Automatically redact or hash PII before it's stored:

```python
from agent_observe import observe, PIIConfig

# Configure PII handling at install time
observe.install(
    pii=PIIConfig(
        enabled=True,
        action="redact",  # "redact", "hash", "tokenize", or "flag"
        patterns={
            "email": True,      # Built-in pattern
            "phone": True,      # Built-in pattern
            "ssn": True,        # Built-in pattern
            "credit_card": True,
            # Custom patterns
            "employee_id": r"EMP-\d{6}",
        },
    )
)

# All data is automatically processed before storage
with observe.run("support-agent", user_id="jane"):
    # Emails in tool args/results are redacted as [EMAIL_REDACTED]
    send_email("user@example.com", "Hello!")  # Stored as [EMAIL_REDACTED]
```

**PII Actions:**
| Action | Description |
|--------|-------------|
| `redact` | Replace with `[EMAIL_REDACTED]`, `[PHONE_REDACTED]`, etc. |
| `hash` | Replace with consistent hash: `[EMAIL:a1b2c3d4...]` |
| `tokenize` | Replace with reversible token (for later recovery) |
| `flag` | Keep original but mark as `[PII:email]user@example.com[/PII]` |

---

## CLI

```bash
# Start viewer
agent-observe view

# Export to JSONL
agent-observe export-jsonl -o ./export
```

## Architecture

```
agent_observe/
├── observe.py      # Core runtime
├── decorators.py   # @tool, @model_call
├── policy.py       # YAML policy engine
├── metrics.py      # Risk scoring
├── replay.py       # Tool result caching
├── sinks/          # Storage backends
└── viewer/         # FastAPI UI
```

## Development

```bash
pip install -e ".[dev]"
pytest
ruff check .
```

---

## Roadmap

### v0.1.x - Observability Foundation ✅
- Full tracing (tools, models, runs)
- Multiple sinks (SQLite, Postgres, JSONL, OTLP)
- Policy engine with allow/deny rules
- Risk scoring
- Replay mode for testing

### v0.2 - Trustability + Extensibility ✅
- Lifecycle hooks (before/after tool, model, run)
- Hook actions (block, skip, modify execution)
- Circuit breaker (auto-disable failing hooks)
- PII handling (redact/hash/tokenize before storage)

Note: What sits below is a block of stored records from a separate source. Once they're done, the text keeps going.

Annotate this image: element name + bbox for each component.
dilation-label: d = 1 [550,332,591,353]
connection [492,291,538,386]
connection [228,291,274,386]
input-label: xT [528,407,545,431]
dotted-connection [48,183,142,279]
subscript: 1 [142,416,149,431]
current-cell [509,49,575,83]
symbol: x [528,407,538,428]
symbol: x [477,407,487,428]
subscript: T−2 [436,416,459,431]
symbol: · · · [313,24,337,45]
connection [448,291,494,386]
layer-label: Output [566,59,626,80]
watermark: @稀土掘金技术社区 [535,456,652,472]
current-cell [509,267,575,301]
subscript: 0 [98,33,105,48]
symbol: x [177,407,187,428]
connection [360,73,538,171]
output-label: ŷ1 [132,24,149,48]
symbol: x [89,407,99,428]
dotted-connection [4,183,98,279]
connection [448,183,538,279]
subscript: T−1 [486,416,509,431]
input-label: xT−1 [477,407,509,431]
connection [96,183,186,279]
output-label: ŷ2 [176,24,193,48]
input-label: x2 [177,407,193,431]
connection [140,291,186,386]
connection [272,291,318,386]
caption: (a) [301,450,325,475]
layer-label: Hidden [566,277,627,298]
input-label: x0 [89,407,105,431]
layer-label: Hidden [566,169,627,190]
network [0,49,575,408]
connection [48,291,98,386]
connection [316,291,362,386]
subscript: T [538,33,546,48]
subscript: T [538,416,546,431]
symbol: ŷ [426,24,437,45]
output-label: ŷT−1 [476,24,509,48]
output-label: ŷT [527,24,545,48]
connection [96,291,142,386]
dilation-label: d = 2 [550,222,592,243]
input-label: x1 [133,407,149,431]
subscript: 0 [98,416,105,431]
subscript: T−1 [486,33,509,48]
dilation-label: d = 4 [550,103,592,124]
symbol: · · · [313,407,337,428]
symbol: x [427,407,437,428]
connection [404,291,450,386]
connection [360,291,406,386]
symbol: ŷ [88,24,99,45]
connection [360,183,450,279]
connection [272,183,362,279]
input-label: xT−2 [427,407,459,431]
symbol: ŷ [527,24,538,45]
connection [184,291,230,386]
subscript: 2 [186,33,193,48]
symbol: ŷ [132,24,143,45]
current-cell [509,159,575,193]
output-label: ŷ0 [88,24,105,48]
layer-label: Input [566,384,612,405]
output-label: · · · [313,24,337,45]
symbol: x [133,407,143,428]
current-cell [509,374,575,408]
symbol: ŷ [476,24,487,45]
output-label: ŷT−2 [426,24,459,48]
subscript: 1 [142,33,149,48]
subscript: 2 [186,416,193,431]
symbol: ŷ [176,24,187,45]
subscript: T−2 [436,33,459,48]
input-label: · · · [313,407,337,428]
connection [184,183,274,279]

### v0.3 (Next) - Production Hardening
- 🔄 Approval workflows (pause for human approval)
- 📋 Enhanced policy engine (dynamic rules)
- 📋 Session analytics
- 📋 OpenTelemetry semantic conventions

---

## Philosophy

**We build what you can't do yourself.**

You CAN add cost tracking, run evals, collect feedback, log audits using our existing APIs (`set_attribute`, `emit_event`). So we don't build those as features—we give you the hooks to build them your way.

What you CAN'T do yourself:
- **Intercept before execution** → We provide `before_tool`, `before_model` hooks
- **Block or skip operations** → We provide `HookResult.block()`, `HookResult.skip()`
- **Redact PII before storage** → We provide pre-sink interception
- **Pause for approval** → We provide `HookResult.pending()`

This keeps the library lightweight and flexible while giving you the power to build exactly what your enterprise needs.

---

## License

MIT License - Use it, embed it, extend it. No restrictions.